When I was thirty, I sat on a little chair in a classroom and heard how my child talked incessantly, was disruptive, and headed for a career making license plates. The teacher said, “Don’t worry, this is just a stage. My mother smiled faintly and said nothing.
When I was forty, I spent a lifetime waiting for the car to come home, and the front door to open. A friend said, “In a few years you can stop worrying. They’ll be adults.” My mother smiled faintly and said nothing.
By the time I was 50, I was tired of being vulnerable. I still worried over my children, but now there was nothing I could do about it. My mother smiled faintly and said nothing.
I continued to anguish over their failures, be tormented by their frustrations and absorbed in their disappointments. My friends said that when my kids got married I could stop worrying. I wanted to believe that, but I was haunted by my mother’s wan smile.

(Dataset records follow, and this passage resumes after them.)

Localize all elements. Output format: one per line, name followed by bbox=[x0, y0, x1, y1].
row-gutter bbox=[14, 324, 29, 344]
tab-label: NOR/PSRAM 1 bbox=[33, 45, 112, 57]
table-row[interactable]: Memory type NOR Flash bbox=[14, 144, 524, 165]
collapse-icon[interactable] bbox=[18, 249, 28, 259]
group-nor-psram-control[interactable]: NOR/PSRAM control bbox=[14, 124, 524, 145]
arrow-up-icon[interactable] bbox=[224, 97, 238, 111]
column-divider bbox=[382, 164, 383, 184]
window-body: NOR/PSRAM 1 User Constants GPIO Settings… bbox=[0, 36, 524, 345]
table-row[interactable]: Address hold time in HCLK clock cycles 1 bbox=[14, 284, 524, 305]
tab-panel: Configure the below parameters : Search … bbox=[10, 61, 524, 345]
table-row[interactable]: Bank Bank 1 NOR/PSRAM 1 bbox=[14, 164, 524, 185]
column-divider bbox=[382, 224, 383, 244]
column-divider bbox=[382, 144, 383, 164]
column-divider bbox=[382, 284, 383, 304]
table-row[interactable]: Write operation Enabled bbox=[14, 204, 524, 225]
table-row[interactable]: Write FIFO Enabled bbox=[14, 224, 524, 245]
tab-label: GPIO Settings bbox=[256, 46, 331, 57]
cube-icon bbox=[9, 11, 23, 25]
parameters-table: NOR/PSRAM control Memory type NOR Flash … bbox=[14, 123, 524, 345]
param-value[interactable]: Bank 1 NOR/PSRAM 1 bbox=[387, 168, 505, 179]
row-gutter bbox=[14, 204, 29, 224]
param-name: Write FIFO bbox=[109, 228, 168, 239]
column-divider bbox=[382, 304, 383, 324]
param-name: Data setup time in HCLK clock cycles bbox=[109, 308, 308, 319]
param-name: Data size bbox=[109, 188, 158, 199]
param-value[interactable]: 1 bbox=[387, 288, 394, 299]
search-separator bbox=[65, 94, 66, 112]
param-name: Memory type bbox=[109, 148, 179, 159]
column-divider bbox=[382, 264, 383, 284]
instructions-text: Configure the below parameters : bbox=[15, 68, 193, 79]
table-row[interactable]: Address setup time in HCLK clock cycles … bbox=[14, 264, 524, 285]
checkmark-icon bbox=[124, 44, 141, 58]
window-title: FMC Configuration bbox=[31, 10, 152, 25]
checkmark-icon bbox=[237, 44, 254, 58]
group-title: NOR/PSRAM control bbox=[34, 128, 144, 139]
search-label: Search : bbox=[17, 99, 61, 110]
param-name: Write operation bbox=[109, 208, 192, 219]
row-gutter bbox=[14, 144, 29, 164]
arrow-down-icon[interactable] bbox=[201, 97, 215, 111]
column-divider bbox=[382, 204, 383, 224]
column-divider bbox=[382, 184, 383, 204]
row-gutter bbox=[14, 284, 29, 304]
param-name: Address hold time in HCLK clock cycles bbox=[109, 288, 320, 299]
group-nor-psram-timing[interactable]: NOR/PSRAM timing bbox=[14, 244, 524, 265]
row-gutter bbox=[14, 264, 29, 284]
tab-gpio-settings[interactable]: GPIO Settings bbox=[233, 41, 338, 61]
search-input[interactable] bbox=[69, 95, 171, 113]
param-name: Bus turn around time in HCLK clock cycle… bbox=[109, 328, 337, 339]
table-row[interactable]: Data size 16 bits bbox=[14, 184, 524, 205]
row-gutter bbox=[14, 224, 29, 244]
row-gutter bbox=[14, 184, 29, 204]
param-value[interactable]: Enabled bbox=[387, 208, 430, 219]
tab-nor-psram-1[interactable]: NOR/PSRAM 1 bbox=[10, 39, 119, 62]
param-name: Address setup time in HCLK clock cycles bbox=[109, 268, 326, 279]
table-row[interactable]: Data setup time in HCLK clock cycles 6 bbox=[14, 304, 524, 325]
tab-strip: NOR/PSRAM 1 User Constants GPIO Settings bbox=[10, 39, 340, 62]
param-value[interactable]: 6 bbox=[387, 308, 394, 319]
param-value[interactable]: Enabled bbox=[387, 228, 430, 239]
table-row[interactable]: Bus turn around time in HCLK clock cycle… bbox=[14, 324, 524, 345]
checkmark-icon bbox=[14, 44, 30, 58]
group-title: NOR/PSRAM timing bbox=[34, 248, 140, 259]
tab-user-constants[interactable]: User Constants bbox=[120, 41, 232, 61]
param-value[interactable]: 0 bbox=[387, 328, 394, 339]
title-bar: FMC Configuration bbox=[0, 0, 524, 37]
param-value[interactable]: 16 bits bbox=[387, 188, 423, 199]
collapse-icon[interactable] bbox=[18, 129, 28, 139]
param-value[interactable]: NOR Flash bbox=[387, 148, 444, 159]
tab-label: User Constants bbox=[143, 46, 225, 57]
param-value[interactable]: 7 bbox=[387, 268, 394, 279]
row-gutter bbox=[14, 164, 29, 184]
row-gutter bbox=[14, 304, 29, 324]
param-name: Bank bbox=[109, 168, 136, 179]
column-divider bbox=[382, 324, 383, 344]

Can it be the parents are sentenced to a lifetime of worry? Is concern for one another handed down like a torch to blaze the trail of human frailties and the fears of the unknown? Is concern a curse-or is it a virtue that elevates us to the highest form of life?
One of my children became irritable recently, saying to me, “Where were you? I’ve been calling for 3 days, and no one answered. I was worried.”
I smiled a wan smile. The torch has been passed.